Yaya Derneği Kuruluş Bildirisi

  •   
  •  A 
  •   

Yürümek, insan hareketliliğinin en temel biçimidir. Tüm ulaşım araçları hareket etmemize yardımcı olan ikincil unsurlardır. Ancak günümüz kentleri, en doğal hareket şeklimiz olan yürümeye göre değil; motorlu taşıtların en hızlı şekilde hareket etmesi ilkesine göre düzenlenir hale gelmiştir. Açıktır ki insanların rahatlıkla yürüyemediği kentler, binaların öylesine bir araya toplandığı cansız beton yığınlarından başka bir şey değildir.

Bu nedenle Bizler, Yaya Derneği kurucuları olarak, yaya öncelikli kent tasarımı talep ederken, bir lüks ya da ikincil bir hak talebinde bulunmuyoruz. Kent içindeki her kadının, erkeğin, yaşlının, engellinin, çocuğun ve bebeğin, hastanın, ağır yük taşımak zorunda olanların, kenti bizimle paylaşan hayvan dostlarımızın kentte bağımsız hareket edebileceği sokaklar, caddeler, meydanlar ve parklar istiyoruz. Daha açık söylersek bizler, kamusal mekânlarımızın yaya öncelikli ve evrensel tasarım ilkelerine uygun olarak düzenlenmesini en temel kent hakkı olarak görüyoruz.

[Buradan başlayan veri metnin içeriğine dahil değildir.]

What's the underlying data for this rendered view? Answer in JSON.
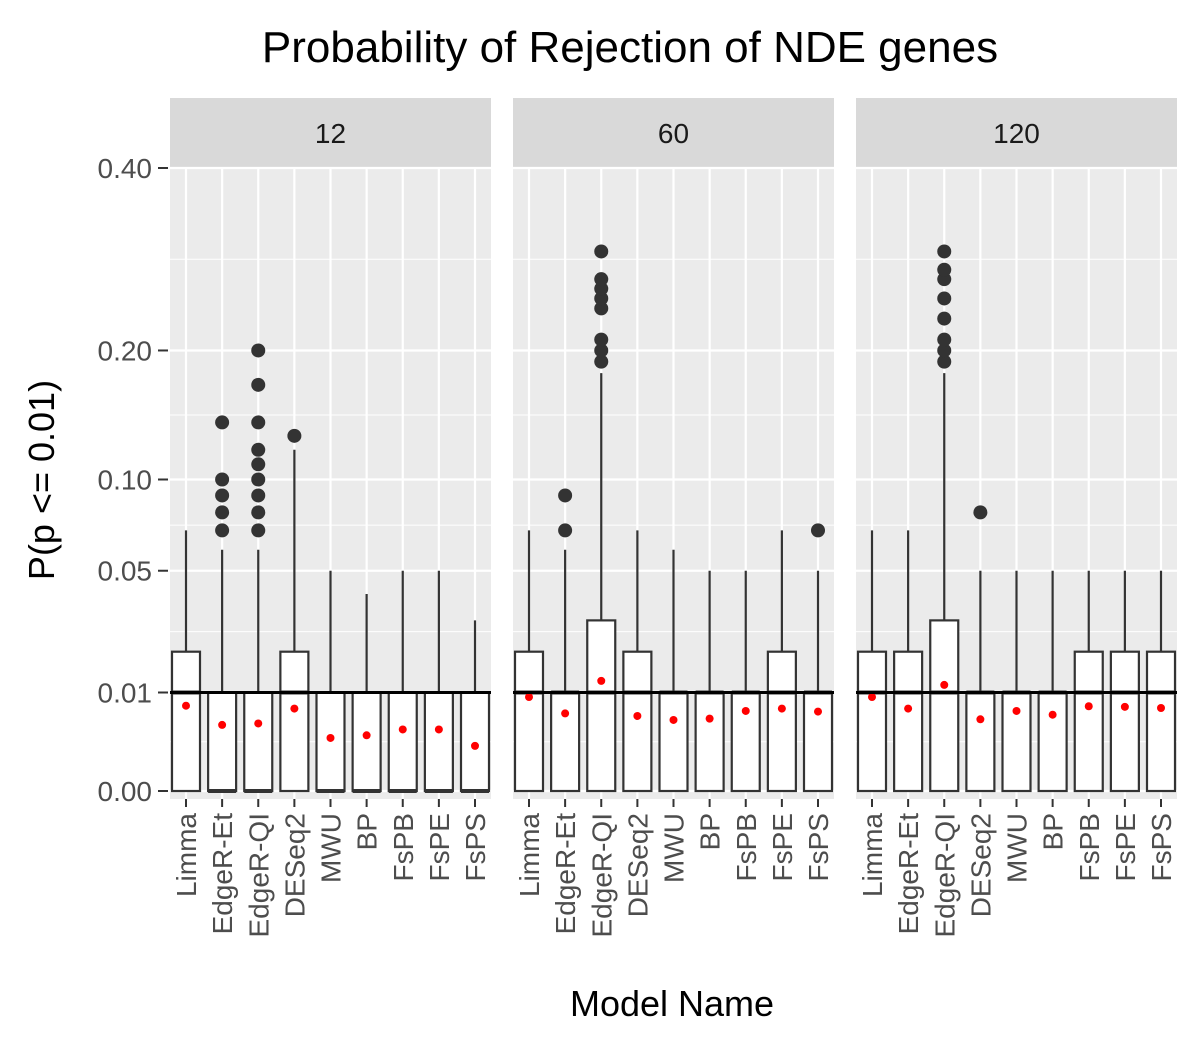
{
  "chart_data": {
    "type": "boxplot",
    "title": "Probability of Rejection of NDE genes",
    "xlabel": "Model Name",
    "ylabel": "P(p <= 0.01)",
    "y_scale": "sqrt",
    "ylim": [
      0,
      0.48
    ],
    "y_ticks": [
      0.0,
      0.01,
      0.05,
      0.1,
      0.2,
      0.4
    ],
    "y_tick_labels": [
      "0.00",
      "0.01",
      "0.05",
      "0.10",
      "0.20",
      "0.40"
    ],
    "reference_line": 0.01,
    "categories": [
      "Limma",
      "EdgeR-Et",
      "EdgeR-QI",
      "DESeq2",
      "MWU",
      "BP",
      "FsPB",
      "FsPE",
      "FsPS"
    ],
    "mean_marker_color": "#ff0000",
    "panel_background": "#ebebeb",
    "strip_background": "#d9d9d9",
    "facets": [
      {
        "label": "12",
        "boxes": [
          {
            "q1": 0,
            "median": 0.01,
            "q3": 0.02,
            "whisker_low": 0,
            "whisker_high": 0.07,
            "mean": 0.0075,
            "outliers": []
          },
          {
            "q1": 0,
            "median": 0,
            "q3": 0.01,
            "whisker_low": 0,
            "whisker_high": 0.06,
            "mean": 0.0045,
            "outliers": [
              0.07,
              0.08,
              0.09,
              0.1,
              0.14
            ]
          },
          {
            "q1": 0,
            "median": 0,
            "q3": 0.01,
            "whisker_low": 0,
            "whisker_high": 0.06,
            "mean": 0.0047,
            "outliers": [
              0.07,
              0.08,
              0.09,
              0.1,
              0.11,
              0.12,
              0.14,
              0.17,
              0.2
            ]
          },
          {
            "q1": 0,
            "median": 0.01,
            "q3": 0.02,
            "whisker_low": 0,
            "whisker_high": 0.12,
            "mean": 0.007,
            "outliers": [
              0.13
            ]
          },
          {
            "q1": 0,
            "median": 0,
            "q3": 0.01,
            "whisker_low": 0,
            "whisker_high": 0.05,
            "mean": 0.0029,
            "outliers": []
          },
          {
            "q1": 0,
            "median": 0,
            "q3": 0.01,
            "whisker_low": 0,
            "whisker_high": 0.04,
            "mean": 0.0032,
            "outliers": []
          },
          {
            "q1": 0,
            "median": 0,
            "q3": 0.01,
            "whisker_low": 0,
            "whisker_high": 0.05,
            "mean": 0.0039,
            "outliers": []
          },
          {
            "q1": 0,
            "median": 0,
            "q3": 0.01,
            "whisker_low": 0,
            "whisker_high": 0.05,
            "mean": 0.0039,
            "outliers": []
          },
          {
            "q1": 0,
            "median": 0,
            "q3": 0.01,
            "whisker_low": 0,
            "whisker_high": 0.03,
            "mean": 0.0021,
            "outliers": []
          }
        ]
      },
      {
        "label": "60",
        "boxes": [
          {
            "q1": 0,
            "median": 0.01,
            "q3": 0.02,
            "whisker_low": 0,
            "whisker_high": 0.07,
            "mean": 0.0091,
            "outliers": []
          },
          {
            "q1": 0,
            "median": 0.01,
            "q3": 0.01,
            "whisker_low": 0,
            "whisker_high": 0.06,
            "mean": 0.0062,
            "outliers": [
              0.07,
              0.09
            ]
          },
          {
            "q1": 0,
            "median": 0.01,
            "q3": 0.03,
            "whisker_low": 0,
            "whisker_high": 0.18,
            "mean": 0.0125,
            "outliers": [
              0.19,
              0.2,
              0.21,
              0.24,
              0.25,
              0.26,
              0.27,
              0.3
            ]
          },
          {
            "q1": 0,
            "median": 0.01,
            "q3": 0.02,
            "whisker_low": 0,
            "whisker_high": 0.07,
            "mean": 0.0058,
            "outliers": []
          },
          {
            "q1": 0,
            "median": 0.01,
            "q3": 0.01,
            "whisker_low": 0,
            "whisker_high": 0.06,
            "mean": 0.0052,
            "outliers": []
          },
          {
            "q1": 0,
            "median": 0.01,
            "q3": 0.01,
            "whisker_low": 0,
            "whisker_high": 0.05,
            "mean": 0.0054,
            "outliers": []
          },
          {
            "q1": 0,
            "median": 0.01,
            "q3": 0.01,
            "whisker_low": 0,
            "whisker_high": 0.05,
            "mean": 0.0066,
            "outliers": []
          },
          {
            "q1": 0,
            "median": 0.01,
            "q3": 0.02,
            "whisker_low": 0,
            "whisker_high": 0.07,
            "mean": 0.007,
            "outliers": []
          },
          {
            "q1": 0,
            "median": 0.01,
            "q3": 0.01,
            "whisker_low": 0,
            "whisker_high": 0.05,
            "mean": 0.0065,
            "outliers": [
              0.07
            ]
          }
        ]
      },
      {
        "label": "120",
        "boxes": [
          {
            "q1": 0,
            "median": 0.01,
            "q3": 0.02,
            "whisker_low": 0,
            "whisker_high": 0.07,
            "mean": 0.0091,
            "outliers": []
          },
          {
            "q1": 0,
            "median": 0.01,
            "q3": 0.02,
            "whisker_low": 0,
            "whisker_high": 0.07,
            "mean": 0.007,
            "outliers": []
          },
          {
            "q1": 0,
            "median": 0.01,
            "q3": 0.03,
            "whisker_low": 0,
            "whisker_high": 0.18,
            "mean": 0.0116,
            "outliers": [
              0.19,
              0.2,
              0.21,
              0.23,
              0.25,
              0.27,
              0.28,
              0.3
            ]
          },
          {
            "q1": 0,
            "median": 0.01,
            "q3": 0.01,
            "whisker_low": 0,
            "whisker_high": 0.05,
            "mean": 0.0053,
            "outliers": [
              0.08
            ]
          },
          {
            "q1": 0,
            "median": 0.01,
            "q3": 0.01,
            "whisker_low": 0,
            "whisker_high": 0.05,
            "mean": 0.0066,
            "outliers": []
          },
          {
            "q1": 0,
            "median": 0.01,
            "q3": 0.01,
            "whisker_low": 0,
            "whisker_high": 0.05,
            "mean": 0.006,
            "outliers": []
          },
          {
            "q1": 0,
            "median": 0.01,
            "q3": 0.02,
            "whisker_low": 0,
            "whisker_high": 0.05,
            "mean": 0.0074,
            "outliers": []
          },
          {
            "q1": 0,
            "median": 0.01,
            "q3": 0.02,
            "whisker_low": 0,
            "whisker_high": 0.05,
            "mean": 0.0073,
            "outliers": []
          },
          {
            "q1": 0,
            "median": 0.01,
            "q3": 0.02,
            "whisker_low": 0,
            "whisker_high": 0.05,
            "mean": 0.0071,
            "outliers": []
          }
        ]
      }
    ]
  }
}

Sermaye ile yakın ilişkiler içerisindeki yerel veya merkezi otoriteler son yüz elli yıldır kentlerimizi yaşanmaz hale getiriyor. Yoğun trafik, gürültü ve çevre kirliliği ile boğuşan kentlerde yaşamak her geçen gün daha zorlaşıyor. Ayrıcalıklı kesimlere kentten kaçma temalı yalancı cennetler sunulsa da kentlerimiz her geçen gün daha kalabalıklaşıyor. Gün geçtikçe pahalılaşan, yetersiz kalan veya tahrip edilen toplu ulaşım nedeniyle milyonlarca insan, zorunlu olarak yaya haline geliyor ve milyonlarca yaya, motorlu araçların en hızlı hareketine göre kurgulanmış kentlerde her türlü güvenlikten ve konfordan uzak yürümek zorunda kalıyor. Bizler, bugün çözümsüz görünen bir dolu kent sorununa en mantıklı çözümün yaya öncelikli kent tasarımı olduğuna inanıyoruz. Unutmayalım yayanın karbon ayak izi sıfıra yakındır.

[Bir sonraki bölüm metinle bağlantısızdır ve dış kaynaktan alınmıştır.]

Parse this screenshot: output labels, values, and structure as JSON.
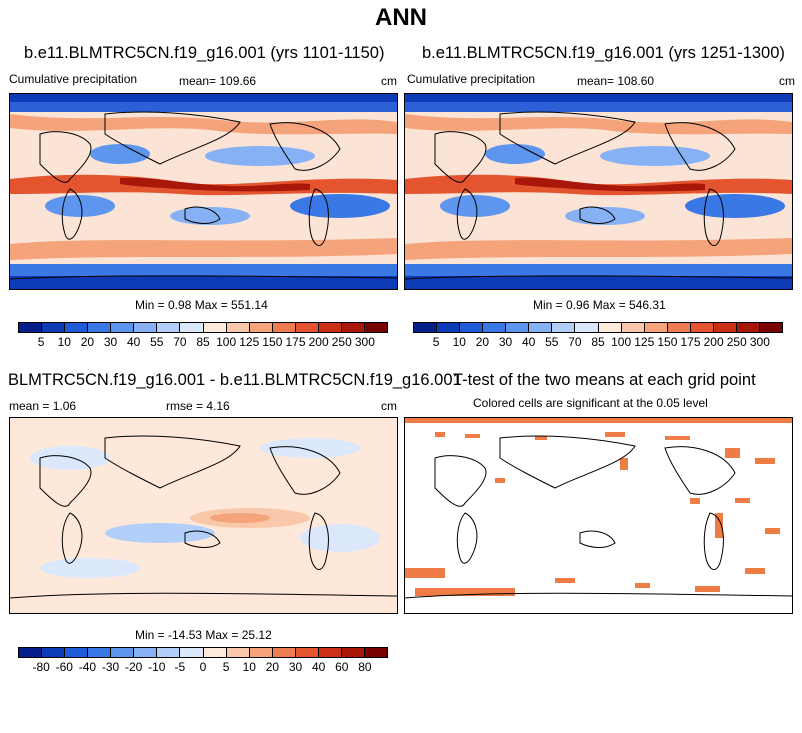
{
  "figure": {
    "title": "ANN"
  },
  "panel1": {
    "title": "b.e11.BLMTRC5CN.f19_g16.001 (yrs 1101-1150)",
    "variable": "Cumulative precipitation",
    "mean": "mean= 109.66",
    "units": "cm",
    "minmax": "Min =   0.98 Max = 551.14"
  },
  "panel2": {
    "title": "b.e11.BLMTRC5CN.f19_g16.001 (yrs 1251-1300)",
    "variable": "Cumulative precipitation",
    "mean": "mean= 108.60",
    "units": "cm",
    "minmax": "Min =   0.96 Max = 546.31"
  },
  "panel3": {
    "title": "BLMTRC5CN.f19_g16.001 - b.e11.BLMTRC5CN.f19_g16.001",
    "mean": "mean =   1.06",
    "rmse": "rmse =   4.16",
    "units": "cm",
    "minmax": "Min = -14.53 Max =  25.12"
  },
  "panel4": {
    "title": "T-test of the two means at each grid point",
    "subtitle": "Colored cells are significant at the 0.05 level",
    "significant_color": "#f07c45"
  },
  "colorbar_precip": {
    "labels": [
      "5",
      "10",
      "20",
      "30",
      "40",
      "55",
      "70",
      "85",
      "100",
      "125",
      "150",
      "175",
      "200",
      "250",
      "300"
    ],
    "colors": [
      "#051e8c",
      "#0d3bb5",
      "#1f5bd6",
      "#3a78e6",
      "#5d95ef",
      "#86b2f5",
      "#b2cff9",
      "#dbe8fc",
      "#fdeadb",
      "#f9c8aa",
      "#f4a37b",
      "#ee7c52",
      "#e3542f",
      "#cb3017",
      "#a81709",
      "#780200"
    ]
  },
  "colorbar_diff": {
    "labels": [
      "-80",
      "-60",
      "-40",
      "-30",
      "-20",
      "-10",
      "-5",
      "0",
      "5",
      "10",
      "20",
      "30",
      "40",
      "60",
      "80"
    ],
    "colors": [
      "#051e8c",
      "#0d3bb5",
      "#1f5bd6",
      "#3a78e6",
      "#5d95ef",
      "#86b2f5",
      "#b2cff9",
      "#dbe8fc",
      "#fdeadb",
      "#f9c8aa",
      "#f4a37b",
      "#ee7c52",
      "#e3542f",
      "#cb3017",
      "#a81709",
      "#780200"
    ]
  }
}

Kent içinde yürümek toplumsal ve kültürel hayatın vazgeçilmez unsurudur. Otomobille içinden hızla geçtiğiniz kentleri asla tanıyamazsınız. Ancak bir kentin bulvarlarında, sokaklarında, meydanlarında, parklarında, çarşılarında rahatlıkla ve kesintisiz yürüyebiliyorsanız bir kenti gerçekten deneyimleyebilirsiniz. Kamusal mekânların başta çocuklar, kadınlar ve tüm dezavantajlı grupların bağımsız, rahat ve güvenli kesintisiz hareket etmelerine uygun hale getirilmesini talep ediyoruz.

Kent içi kamusal alanlar; sokaklar, caddeler, parklar, meydanlar, binalar ve toplu taşım sistemleri, bir arada var olmanın demokrasinin ve dayanışmanın somutlaştığı alanlardır. O nedenle bu alanlar, yaşına, cinsel eğilimine, gelir durumuna, etnik kökenine ve diline bakılmaksızın herkesin eşit kullanımına açık olmalıdır. Kentsel mekânlar özel mülkiyetin ve otoritenin insanları ezen tahakkümüne terk edilemez. Bizler, kentte özgürce yürümenin aynı zamanda kültürel, sosyal ve siyasal bir hak olduğuna inanıyoruz.

Kentlerimizin sorunları, tek başına uzmanların, merkezi ya da yerel yönetimlerin çözemeyeceği kadar karmaşıklaşıyor. İyi niyetle girişilen çabaların bile yeni sorunlar ve mağduriyetler yarattığına sık sık tanık oluyoruz. Daha yürünebilir kentlere ulaşabilmemiz için çok geniş kesimlerin dikkatinin, enerjisinin, itiraz ve mücadele arzusunun bu konuya yoğunlaşması gerekiyor. Bu yüzden, tüm yurttaşların gündelik hayatlarının tümünde ya da bir kısmında yaya olduğu bilinciyle hepinizi derneğimize üye olmaya, katkı koymaya ve dayanışma içerisinde olmaya çağırıyoruz.

Haydi, daha yaşanabilir kentler için birlikte yürüyelim.